Dan Petro, a security analyst for the Bishop Fox IT consultancy, has built a proof of concept device that’s able to hack into nearby Google Chromecasts and saturate the surrounding living room with inescapable 1980s pop music and haircuts.
With a single click on the big Rickroll button – featuring the face of 1980s pop phenom Rick Astley, of course – the Rickmote takes over and projects his famous “Never Gonna Give You Up” video (or whatever video the Chromecast-jacker chooses to inflict).
It’s then pretty difficult to get control back.

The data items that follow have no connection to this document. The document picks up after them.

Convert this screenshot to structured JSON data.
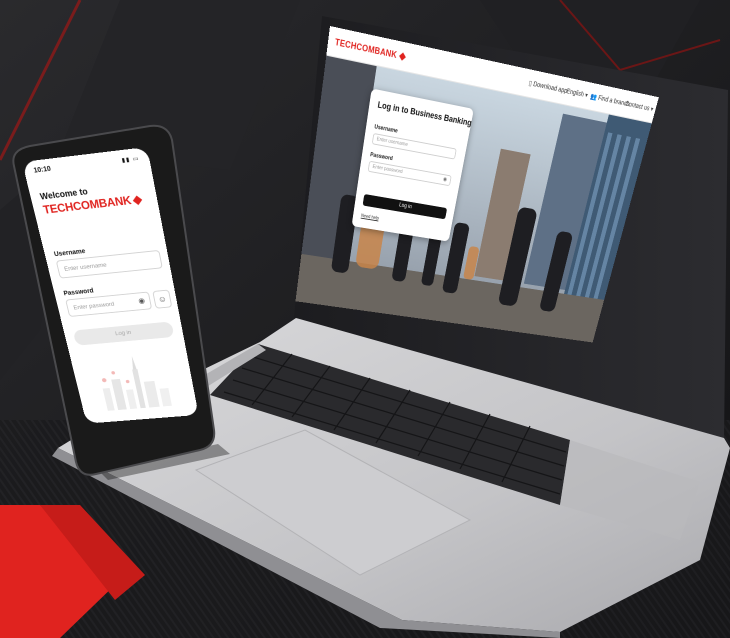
{
  "colors": {
    "brand_red": "#e0231f",
    "background": "#1b1b1d",
    "laptop_body": "#c9c9cc",
    "phone_frame": "#1a1a1a",
    "login_button": "#111111"
  },
  "laptop": {
    "navbar": {
      "logo_text": "TECHCOMBANK",
      "download_app": "Download app",
      "language": "English",
      "find_branch": "Find a branch",
      "contact": "Contact us"
    },
    "login_card": {
      "title": "Log in to Business Banking",
      "username_label": "Username",
      "username_placeholder": "Enter username",
      "password_label": "Password",
      "password_placeholder": "Enter password",
      "login_button": "Log in",
      "help_link": "Need help"
    }
  },
  "phone": {
    "status_time": "10:10",
    "welcome": "Welcome to",
    "brand": "TECHCOMBANK",
    "username_label": "Username",
    "username_placeholder": "Enter username",
    "password_label": "Password",
    "password_placeholder": "Enter password",
    "login_button": "Log in"
  },
  "icons": {
    "brand_mark": "techcombank-diamond-logo",
    "download": "phone-icon",
    "branch": "people-icon",
    "eye": "eye-icon",
    "face_id": "face-id-icon"
  }
}
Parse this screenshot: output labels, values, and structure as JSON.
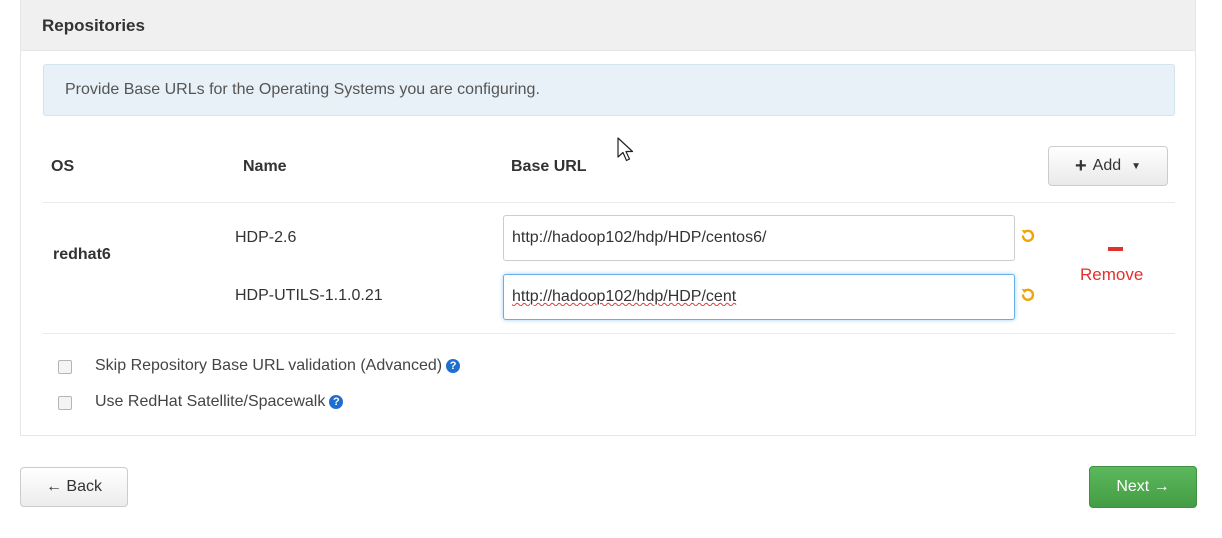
{
  "panel": {
    "title": "Repositories",
    "info_text": "Provide Base URLs for the Operating Systems you are configuring."
  },
  "table": {
    "headers": {
      "os": "OS",
      "name": "Name",
      "base_url": "Base URL"
    },
    "add_button_label": "Add",
    "rows": [
      {
        "os": "redhat6",
        "repos": [
          {
            "name": "HDP-2.6",
            "url": "http://hadoop102/hdp/HDP/centos6/"
          },
          {
            "name": "HDP-UTILS-1.1.0.21",
            "url": "http://hadoop102/hdp/HDP/cent"
          }
        ],
        "remove_label": "Remove"
      }
    ]
  },
  "options": {
    "skip_validation_label": "Skip Repository Base URL validation (Advanced)",
    "satellite_label": "Use RedHat Satellite/Spacewalk"
  },
  "nav": {
    "back_label": "← Back",
    "next_label": "Next →"
  },
  "icons": {
    "add": "plus-icon",
    "dropdown": "caret-down-icon",
    "undo": "undo-icon",
    "remove": "minus-icon",
    "help": "question-circle-icon"
  },
  "colors": {
    "remove": "#e2302e",
    "next_button": "#5cb85c",
    "undo_icon": "#f0a30a",
    "help_icon": "#1f6fd1",
    "info_background": "#e8f1f7"
  }
}
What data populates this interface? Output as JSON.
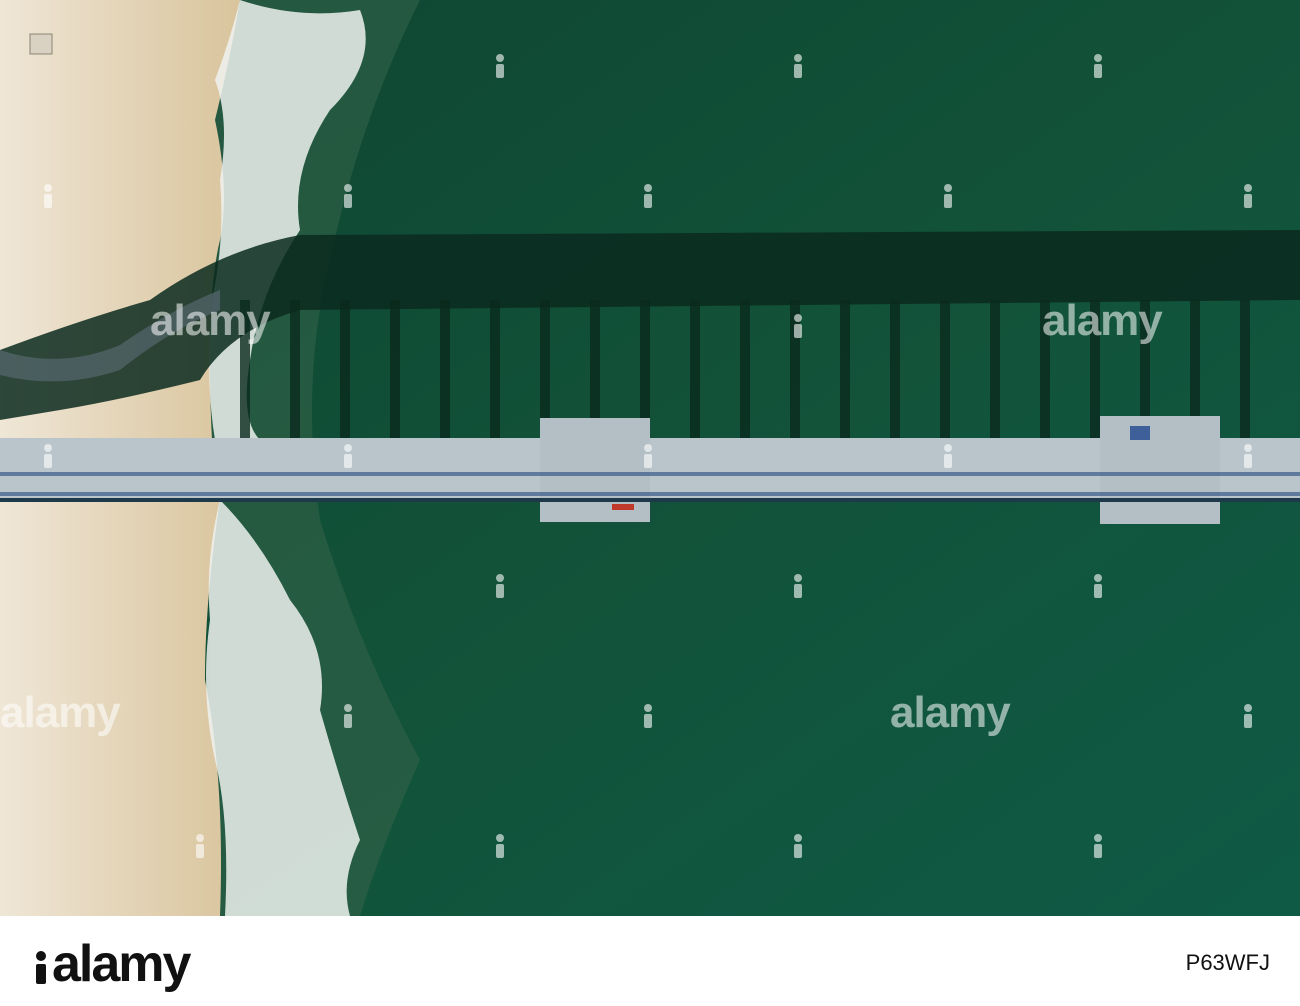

Even turning the Chromecast off and on again won’t stop it from constantly reconnecting to the Rickmote.
As Petro ominously told Business Insider:
Thus the Rickroll keeps going indefinitely.
Victims have to just lie down and take it until somebody crushes the Rickmote or the attacker moves out of range.
The Rickmote is built on top of a Raspberry Pi: a credit-card-sized, single-board computer.
The Rickrolling starts when a Rickttacker boots up the device, signaling it to find a local Chromecast, kick it off the network, and plug in its own video.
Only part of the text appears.